First, the BC639 data sheet gives a maximum collector current of 1 amp. Start with an assumption of 1/10 to 1/20 of that, or 50 to 100 mA. The transistor will be used as a switch, not an amplifier, either full on (zero voltage across it, more or less) or full off (no current). This mode is called saturation, and you should assume a current gain of about 10. For amplifiers, a BC639 can run with a gain of about 40 to 250, but this does not apply in this case. A gain of 10 which produces a collector current of 50 to 100 ma implies a base current of 5 to 10 mA. Assuming the Arduino can supply its rated current at nearly a full 5 volts, this says that the base resistor will drop about 4 volts, since the base-emitter junction will drop about 0.7 volts. 500 ohms is a convenient value, and this will provide 8 mA of base drive. 8 mA of base drive times 10 gives a collector current of 80 mA when the transistor is on. Since we're driving the transistor hard on, this says that the collector resistor (the load resistor) will drop about 12 volts. If R2 were 1k, you'd get 12 mA, so 200 ohms (another convenient number) will give about 60 mA. This says that the transistor will operate with a gain of 7.5. Close enough. Note that none of these values is real picky. You can easily ignore 20% slop.

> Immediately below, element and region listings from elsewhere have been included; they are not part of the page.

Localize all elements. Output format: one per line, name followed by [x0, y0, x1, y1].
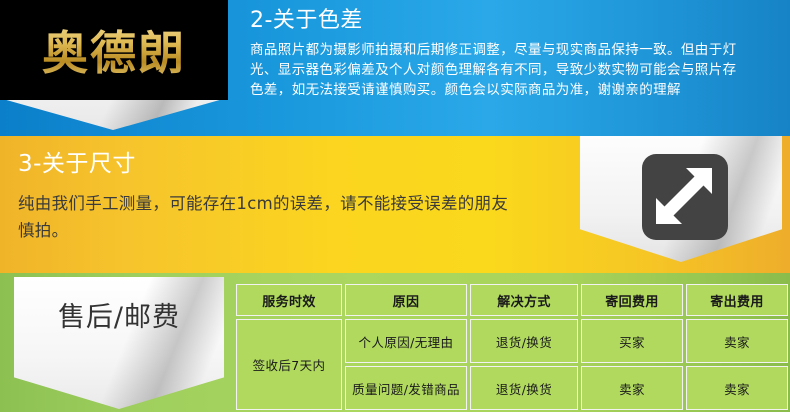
table-header-ship-fee: 寄出费用	[686, 284, 788, 316]
size-body: 纯由我们手工测量，可能存在1cm的误差，请不能接受误差的朋友慎拍。	[18, 190, 518, 244]
section-color-difference: 奥德朗 2-关于色差 商品照片都为摄影师拍摄和后期修正调整，尽量与现实商品保持一…	[0, 0, 790, 136]
table-header-service-period: 服务时效	[236, 284, 342, 316]
table-row: 签收后7天内 个人原因/无理由 退货/换货 买家 卖家	[236, 319, 788, 363]
cell-reason-2: 质量问题/发错商品	[345, 366, 467, 410]
cell-return-fee-1: 买家	[581, 319, 683, 363]
table-header-return-fee: 寄回费用	[581, 284, 683, 316]
aftersale-label: 售后/邮费	[14, 295, 224, 334]
section-size-info: 3-关于尺寸 纯由我们手工测量，可能存在1cm的误差，请不能接受误差的朋友慎拍。	[0, 136, 790, 273]
cell-ship-fee-2: 卖家	[686, 366, 788, 410]
cell-service-period: 签收后7天内	[236, 319, 342, 410]
brand-logo-text: 奥德朗	[42, 17, 186, 83]
size-heading: 3-关于尺寸	[18, 148, 558, 180]
cell-solution-2: 退货/换货	[470, 366, 578, 410]
resize-diagonal-arrow-icon	[642, 154, 728, 240]
cell-return-fee-2: 卖家	[581, 366, 683, 410]
color-difference-body: 商品照片都为摄影师拍摄和后期修正调整，尽量与现实商品保持一致。但由于灯光、显示器…	[250, 40, 748, 100]
table-header-row: 服务时效 原因 解决方式 寄回费用 寄出费用	[236, 284, 788, 316]
table-header-reason: 原因	[345, 284, 467, 316]
table-header-solution: 解决方式	[470, 284, 578, 316]
cell-ship-fee-1: 卖家	[686, 319, 788, 363]
color-difference-heading: 2-关于色差	[250, 6, 780, 36]
brand-logo-box: 奥德朗	[0, 0, 228, 100]
cell-solution-1: 退货/换货	[470, 319, 578, 363]
size-text-block: 3-关于尺寸 纯由我们手工测量，可能存在1cm的误差，请不能接受误差的朋友慎拍。	[18, 148, 558, 244]
color-difference-text-block: 2-关于色差 商品照片都为摄影师拍摄和后期修正调整，尽量与现实商品保持一致。但由…	[250, 6, 780, 100]
cell-reason-1: 个人原因/无理由	[345, 319, 467, 363]
aftersale-policy-table: 服务时效 原因 解决方式 寄回费用 寄出费用 签收后7天内 个人原因/无理由 退…	[233, 281, 790, 412]
promo-banner-page: 奥德朗 2-关于色差 商品照片都为摄影师拍摄和后期修正调整，尽量与现实商品保持一…	[0, 0, 790, 412]
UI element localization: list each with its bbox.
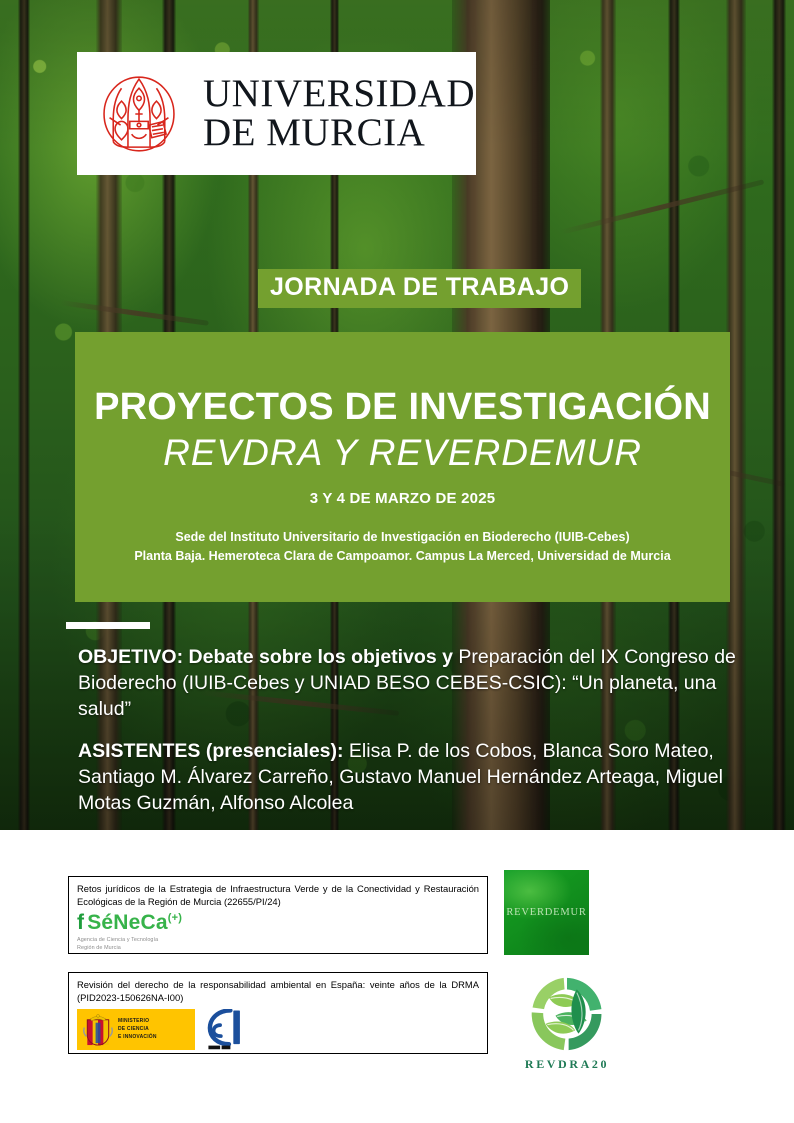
spain-coat-of-arms-icon [83, 1013, 113, 1047]
objective-label: OBJETIVO: [78, 646, 183, 668]
page-title: PROYECTOS DE INVESTIGACIÓN [75, 388, 730, 428]
venue-line-1: Sede del Instituto Universitario de Inve… [75, 528, 730, 547]
reverdemur-label: REVERDEMUR [506, 907, 586, 918]
seneca-superscript: (+) [168, 912, 182, 924]
revdra20-logo: REVDRA20 [512, 973, 622, 1072]
ministry-line3: E INNOVACIÓN [118, 1034, 157, 1042]
venue-line-2: Planta Baja. Hemeroteca Clara de Campoam… [75, 547, 730, 566]
project-acronyms-subtitle: REVDRA Y REVERDEMUR [75, 434, 730, 473]
attendees-block: ASISTENTES (presenciales): Elisa P. de l… [78, 739, 740, 817]
main-title-panel: PROYECTOS DE INVESTIGACIÓN REVDRA Y REVE… [75, 332, 730, 602]
seneca-subtitle-line2: Región de Murcia [77, 944, 479, 952]
ministry-line2: DE CIENCIA [118, 1026, 157, 1034]
ministry-name: MINISTERIO DE CIENCIA E INNOVACIÓN [118, 1018, 157, 1041]
funding-footer: Retos jurídicos de la Estrategia de Infr… [0, 830, 794, 1123]
project-card-seneca: Retos jurídicos de la Estrategia de Infr… [68, 876, 488, 954]
seneca-logo: fSéNeCa(+) Agencia de Ciencia y Tecnolog… [77, 912, 479, 952]
project-description: Revisión del derecho de la responsabilid… [77, 979, 479, 1004]
divider-dash [66, 622, 150, 629]
seneca-f-mark: f [77, 911, 84, 934]
um-coat-of-arms-icon [93, 68, 185, 160]
event-date: 3 Y 4 DE MARZO DE 2025 [75, 490, 730, 507]
university-logo: UNIVERSIDAD DE MURCIA [77, 52, 476, 175]
ministry-line1: MINISTERIO [118, 1018, 157, 1026]
objective-bold-text: Debate sobre los objetivos y [189, 646, 453, 668]
event-venue: Sede del Instituto Universitario de Inve… [75, 528, 730, 567]
event-type-banner: JORNADA DE TRABAJO [258, 269, 581, 308]
aei-logo [204, 1009, 248, 1050]
leaf-circle-icon [526, 973, 608, 1055]
reverdemur-logo: REVERDEMUR [504, 870, 589, 955]
ministerio-ciencia-innovacion-logo: MINISTERIO DE CIENCIA E INNOVACIÓN [77, 1009, 195, 1050]
seneca-subtitle: Agencia de Ciencia y Tecnología Región d… [77, 936, 479, 952]
project-card-drma: Revisión del derecho de la responsabilid… [68, 972, 488, 1054]
ministry-logos-row: MINISTERIO DE CIENCIA E INNOVACIÓN [77, 1009, 479, 1050]
attendees-label: ASISTENTES (presenciales): [78, 740, 344, 762]
seneca-name: SéNeCa [87, 911, 168, 934]
university-name-line1: UNIVERSIDAD [203, 75, 475, 113]
university-wordmark: UNIVERSIDAD DE MURCIA [203, 75, 475, 151]
event-details-text: OBJETIVO: Debate sobre los objetivos y P… [78, 645, 740, 817]
project-description: Retos jurídicos de la Estrategia de Infr… [77, 883, 479, 908]
objective-block: OBJETIVO: Debate sobre los objetivos y P… [78, 645, 740, 723]
university-name-line2: DE MURCIA [203, 114, 475, 152]
seneca-wordmark: fSéNeCa(+) [77, 912, 479, 933]
seneca-subtitle-line1: Agencia de Ciencia y Tecnología [77, 936, 479, 944]
revdra20-label: REVDRA20 [512, 1057, 622, 1072]
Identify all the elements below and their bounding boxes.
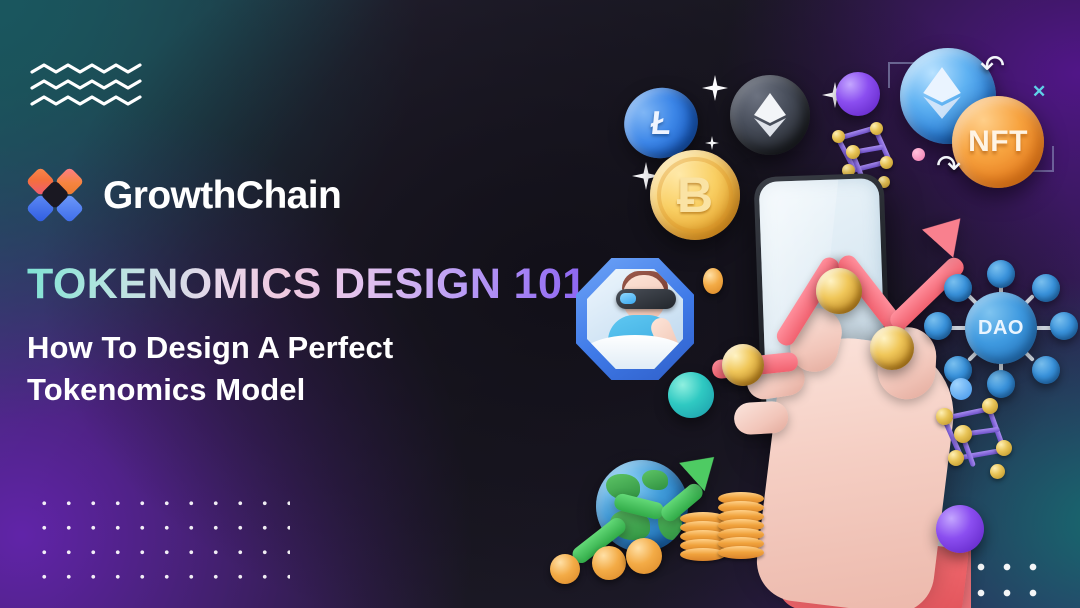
gold-coin (550, 554, 580, 584)
gold-coin (626, 538, 662, 574)
sparkle-star-icon (705, 136, 719, 150)
dao-core-node: DAO (965, 292, 1037, 364)
purple-sphere (836, 72, 880, 116)
ethereum-coin-dark-icon (730, 75, 810, 155)
close-x-icon: ✕ (1032, 82, 1046, 102)
page-title: TOKENOMICS DESIGN 101 (27, 262, 587, 307)
brand-lockup: GrowthChain (27, 164, 341, 226)
dao-node (1032, 356, 1060, 384)
crypto-illustration: Ł Ƀ NFT ↶ ↷ ✕ (540, 0, 1080, 608)
teal-sphere (668, 372, 714, 418)
cube-molecule-icon (932, 398, 1024, 488)
swap-arrow-icon: ↷ (936, 152, 961, 182)
swap-arrow-icon: ↶ (980, 52, 1005, 82)
dao-node (987, 370, 1015, 398)
blue-dot (950, 378, 972, 400)
dao-node (944, 274, 972, 302)
brand-name: GrowthChain (103, 176, 341, 215)
purple-sphere (936, 505, 984, 553)
vr-avatar-badge (576, 258, 694, 380)
dao-node (1050, 312, 1078, 340)
vr-avatar-scene (587, 269, 683, 369)
dao-label: DAO (978, 317, 1024, 340)
sparkle-star-icon (702, 75, 728, 101)
dao-node (987, 260, 1015, 288)
dao-node (924, 312, 952, 340)
dao-network-graphic: DAO (922, 252, 1080, 402)
nft-coin-icon: NFT (952, 96, 1044, 188)
pink-dot (912, 148, 925, 161)
vr-headset-icon (616, 289, 676, 309)
dao-node (1032, 274, 1060, 302)
litecoin-symbol: Ł (649, 104, 673, 142)
bitcoin-symbol: Ƀ (677, 166, 713, 224)
avatar-cloud (587, 335, 683, 369)
text-column: GrowthChain TOKENOMICS DESIGN 101 How To… (27, 0, 587, 608)
growthchain-chevron-logo-icon (27, 164, 85, 226)
gold-coin (592, 546, 626, 580)
promo-banner: GrowthChain TOKENOMICS DESIGN 101 How To… (0, 0, 1080, 608)
nft-label: NFT (968, 125, 1028, 159)
page-subtitle: How To Design A Perfect Tokenomics Model (27, 327, 393, 410)
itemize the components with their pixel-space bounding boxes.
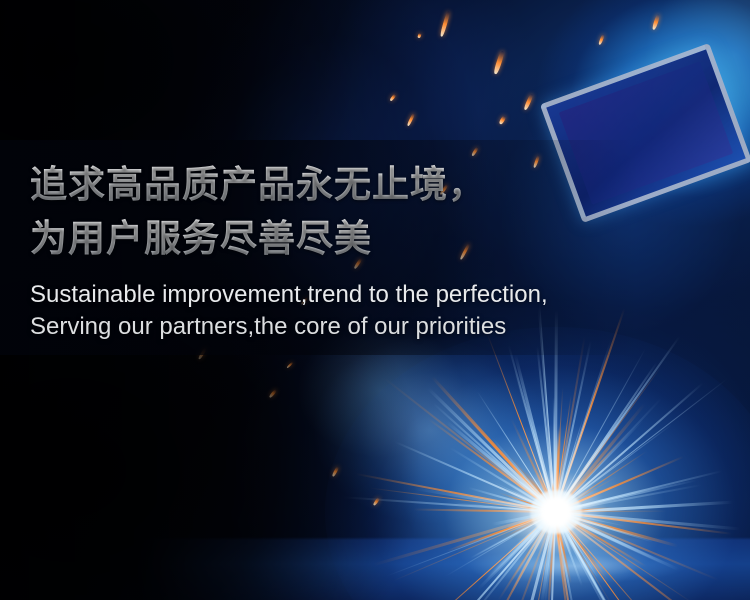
subheadline-line-1: Sustainable improvement,trend to the per… (30, 279, 730, 311)
headline-line-1: 追求高品质产品永无止境， (30, 158, 730, 212)
headline-line-2: 为用户服务尽善尽美 (30, 212, 730, 266)
welding-hero-banner: 追求高品质产品永无止境， 为用户服务尽善尽美 Sustainable impro… (0, 0, 750, 600)
welding-arc-core (530, 490, 582, 534)
banner-copy: 追求高品质产品永无止境， 为用户服务尽善尽美 Sustainable impro… (30, 158, 730, 343)
subheadline: Sustainable improvement,trend to the per… (30, 279, 730, 343)
subheadline-line-2: Serving our partners,the core of our pri… (30, 311, 730, 343)
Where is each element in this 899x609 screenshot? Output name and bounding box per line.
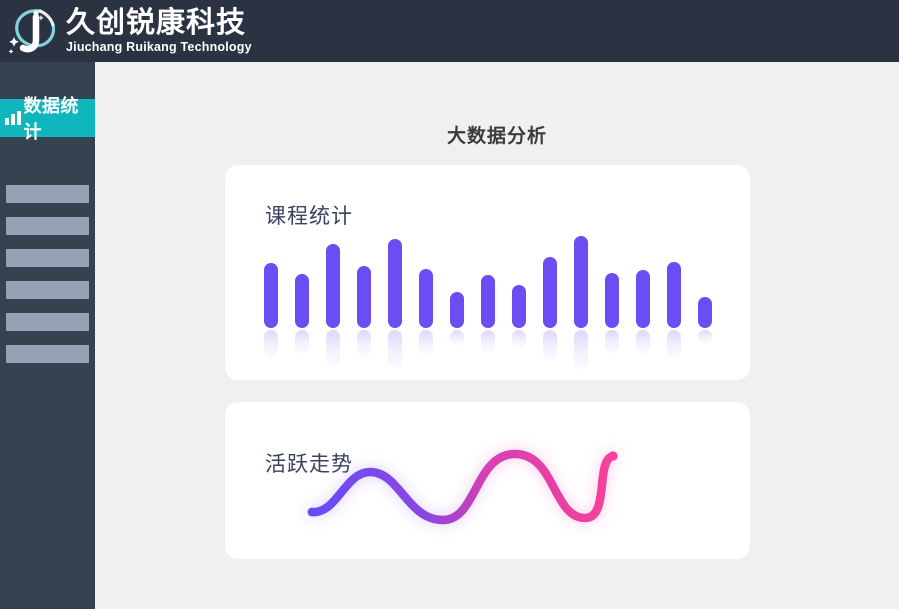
brand-text: 久创锐康科技 Jiuchang Ruikang Technology (66, 8, 252, 55)
bar-chart-bar-reflection (450, 330, 464, 345)
sidebar-item-label: 数据统计 (23, 92, 95, 144)
bar-chart-bar-reflection (605, 330, 619, 353)
bar-chart-bar-reflection (698, 330, 712, 343)
bar-chart-bar-reflection (667, 330, 681, 358)
bar-chart-bar-reflection (481, 330, 495, 352)
bar-chart-bar (574, 236, 588, 328)
bar-chart-bar (543, 257, 557, 328)
bar-chart-bar (698, 297, 712, 328)
bar-chart-bar-reflection (543, 330, 557, 360)
card-course-stats: 课程统计 (225, 165, 750, 380)
line-chart[interactable] (225, 402, 750, 559)
bar-chart-column[interactable] (357, 165, 371, 380)
app-header: 久创锐康科技 Jiuchang Ruikang Technology (0, 0, 899, 62)
bar-chart-bar-reflection (326, 330, 340, 365)
bar-chart-column[interactable] (295, 165, 309, 380)
bar-chart-bar-reflection (357, 330, 371, 356)
main-content: 大数据分析 课程统计 活跃走势 (95, 62, 899, 609)
bar-chart-bar (295, 274, 309, 328)
bar-chart-column[interactable] (543, 165, 557, 380)
bar-chart-column[interactable] (450, 165, 464, 380)
bar-chart-icon (5, 111, 21, 125)
sidebar-item-data-statistics[interactable]: 数据统计 (0, 99, 95, 137)
bar-chart-column[interactable] (264, 165, 278, 380)
bar-chart-column[interactable] (388, 165, 402, 380)
bar-chart-bar-reflection (388, 330, 402, 368)
bar-chart-bar (512, 285, 526, 328)
bar-chart-column[interactable] (326, 165, 340, 380)
bar-chart-column[interactable] (667, 165, 681, 380)
sidebar-placeholder-item[interactable] (6, 281, 89, 299)
bar-chart-bar (326, 244, 340, 328)
bar-chart-bar-reflection (419, 330, 433, 355)
bar-chart-column[interactable] (419, 165, 433, 380)
sidebar-placeholder-item[interactable] (6, 217, 89, 235)
bar-chart-bar-reflection (295, 330, 309, 353)
card-activity-trend: 活跃走势 (225, 402, 750, 559)
bar-chart-bar-reflection (636, 330, 650, 354)
bar-chart-column[interactable] (574, 165, 588, 380)
bar-chart-bar (264, 263, 278, 328)
bar-chart-bar (636, 270, 650, 328)
sidebar-placeholder-item[interactable] (6, 313, 89, 331)
bar-chart-bar (419, 269, 433, 328)
bar-chart-bar (388, 239, 402, 328)
sidebar-placeholder-item[interactable] (6, 345, 89, 363)
brand-name-en: Jiuchang Ruikang Technology (66, 40, 252, 55)
bar-chart-column[interactable] (605, 165, 619, 380)
bar-chart-bar-reflection (574, 330, 588, 369)
bar-chart-column[interactable] (698, 165, 712, 380)
brand-name-cn: 久创锐康科技 (66, 8, 252, 39)
brand-logo-icon (4, 4, 62, 60)
bar-chart-bar (357, 266, 371, 328)
sidebar: 数据统计 (0, 62, 95, 609)
bar-chart-column[interactable] (636, 165, 650, 380)
bar-chart-bar (605, 273, 619, 328)
bar-chart-bar-reflection (264, 330, 278, 357)
bar-chart-bar (450, 292, 464, 328)
bar-chart-bar-reflection (512, 330, 526, 348)
bar-chart-column[interactable] (512, 165, 526, 380)
bar-chart-bar (481, 275, 495, 328)
page-title: 大数据分析 (95, 121, 899, 148)
bar-chart-bar (667, 262, 681, 329)
app-root: 久创锐康科技 Jiuchang Ruikang Technology 数据统计 … (0, 0, 899, 609)
sidebar-placeholder-item[interactable] (6, 185, 89, 203)
bar-chart-column[interactable] (481, 165, 495, 380)
bar-chart[interactable] (225, 165, 750, 380)
sidebar-placeholder-item[interactable] (6, 249, 89, 267)
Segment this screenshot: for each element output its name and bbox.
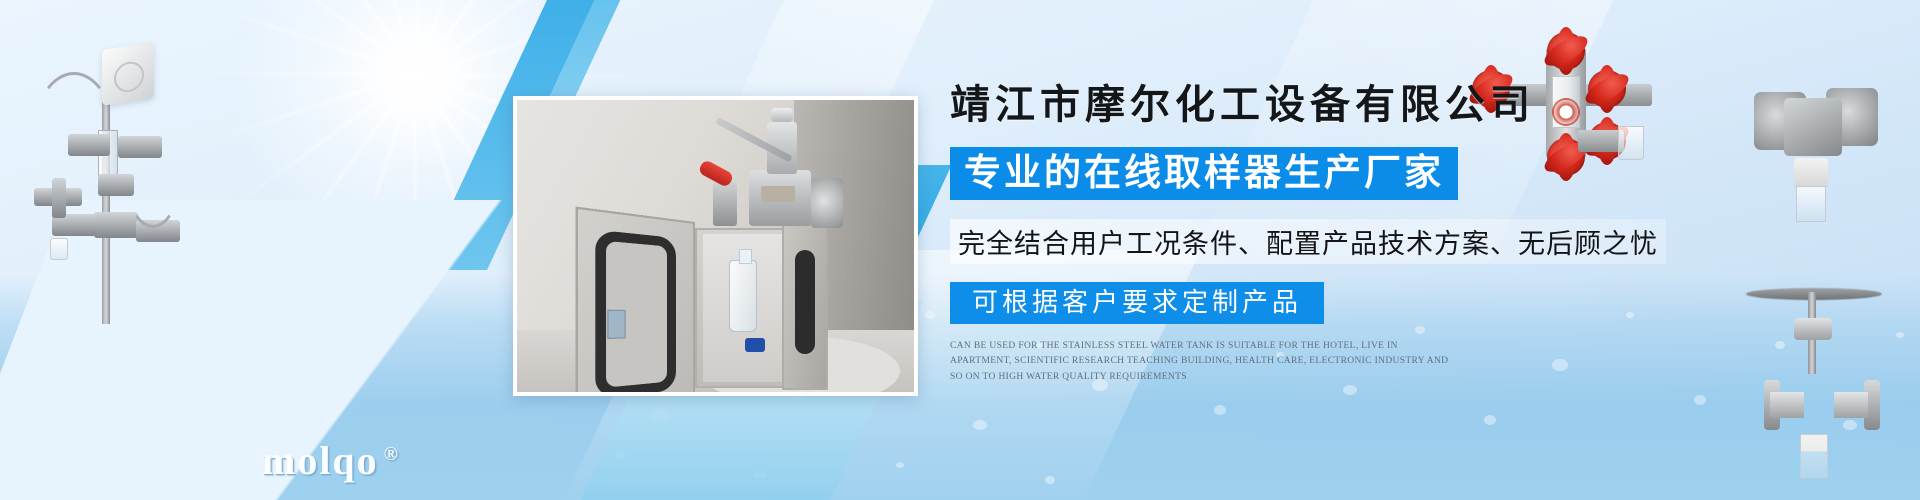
sub-headline: 完全结合用户工况条件、配置产品技术方案、无后顾之忧 bbox=[950, 219, 1666, 264]
banner-copy: 靖江市摩尔化工设备有限公司 专业的在线取样器生产厂家 完全结合用户工况条件、配置… bbox=[950, 72, 1710, 385]
product-banner: 靖江市摩尔化工设备有限公司 专业的在线取样器生产厂家 完全结合用户工况条件、配置… bbox=[0, 0, 1920, 500]
brand-watermark: molqo® bbox=[262, 437, 400, 484]
headline-badge: 专业的在线取样器生产厂家 bbox=[950, 147, 1458, 200]
cabinet-top-valve bbox=[713, 108, 843, 232]
tagline-badge: 可根据客户要求定制产品 bbox=[950, 282, 1324, 324]
center-product-photo bbox=[513, 96, 918, 396]
company-name: 靖江市摩尔化工设备有限公司 bbox=[950, 72, 1710, 130]
watermark-text: molqo bbox=[262, 438, 379, 483]
right-bottom-product-image bbox=[1742, 272, 1902, 482]
registered-mark-icon: ® bbox=[384, 444, 400, 465]
left-product-image bbox=[6, 14, 202, 324]
english-description: CAN BE USED FOR THE STAINLESS STEEL WATE… bbox=[950, 339, 1450, 385]
right-mid-product-image bbox=[1730, 36, 1900, 236]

If a 2-stage level shifter is needed in order to maintain the phase relationship between the input voltage and the load current, this is easily done. However, the resistor values can be a bit higher on the first stage in order to cut down of power dissipation. This is because the load resistor of the first stage will provide the base drive for the second, and this is fed by 12 volts rather than 5. If you do this, it's a good idea to place a resistor from each base to ground, with a value of about 10 times the base resistor. This is just to make sure that the transistors stay turned off with no input.
However, it's not clear at all why you'd need a second stage. All you need to do is adjust the PWM timing in software to give the right result, and this should be very straightforward.
Best Answer
As a check, remove C1, D1, and L1, and connect Q1.S directly to R2 so that Q1 drives a purely resistive load (R2). Now run your simulation and probe Q1's gate current.
You'll notice when voltage source V2 shuts off (transitions from +15V to 0V), the accumulated charge on Q1's gate discharges as current through R9, and Q1 remains ON until the gate charge level exits the Miller plateau, at which point the transistor goes into cutoff.
And of course, increasing R9's value slows down the discharge of Q1's gate, which causes Q1 to stay on longer after V2 transitions from +15V to 0V.
So what's the solution? To expedite the discharge of Q1's gate and thereby turn off Q1 sooner, try this. Replace voltage source V2 with a piece-wise linear voltage source (VPWL) and configure its time versus voltage values as follows:
At t=50us, V2's voltage transitions from 0V to +15V, which turns on Q1. At t=50.2us, V2's voltage transitions from +15V to -15V, and V2's voltage remains at -15V for 40 ns, after which time V2's voltage rises from -15V back to zero volts. This -15V 40ns pulse expedites the discharge of Q1's gate (reduces the Miller plateau transition time), and Q1 shuts off much sooner.
HINT: Research MOSFET & IGBT gate driver ICs.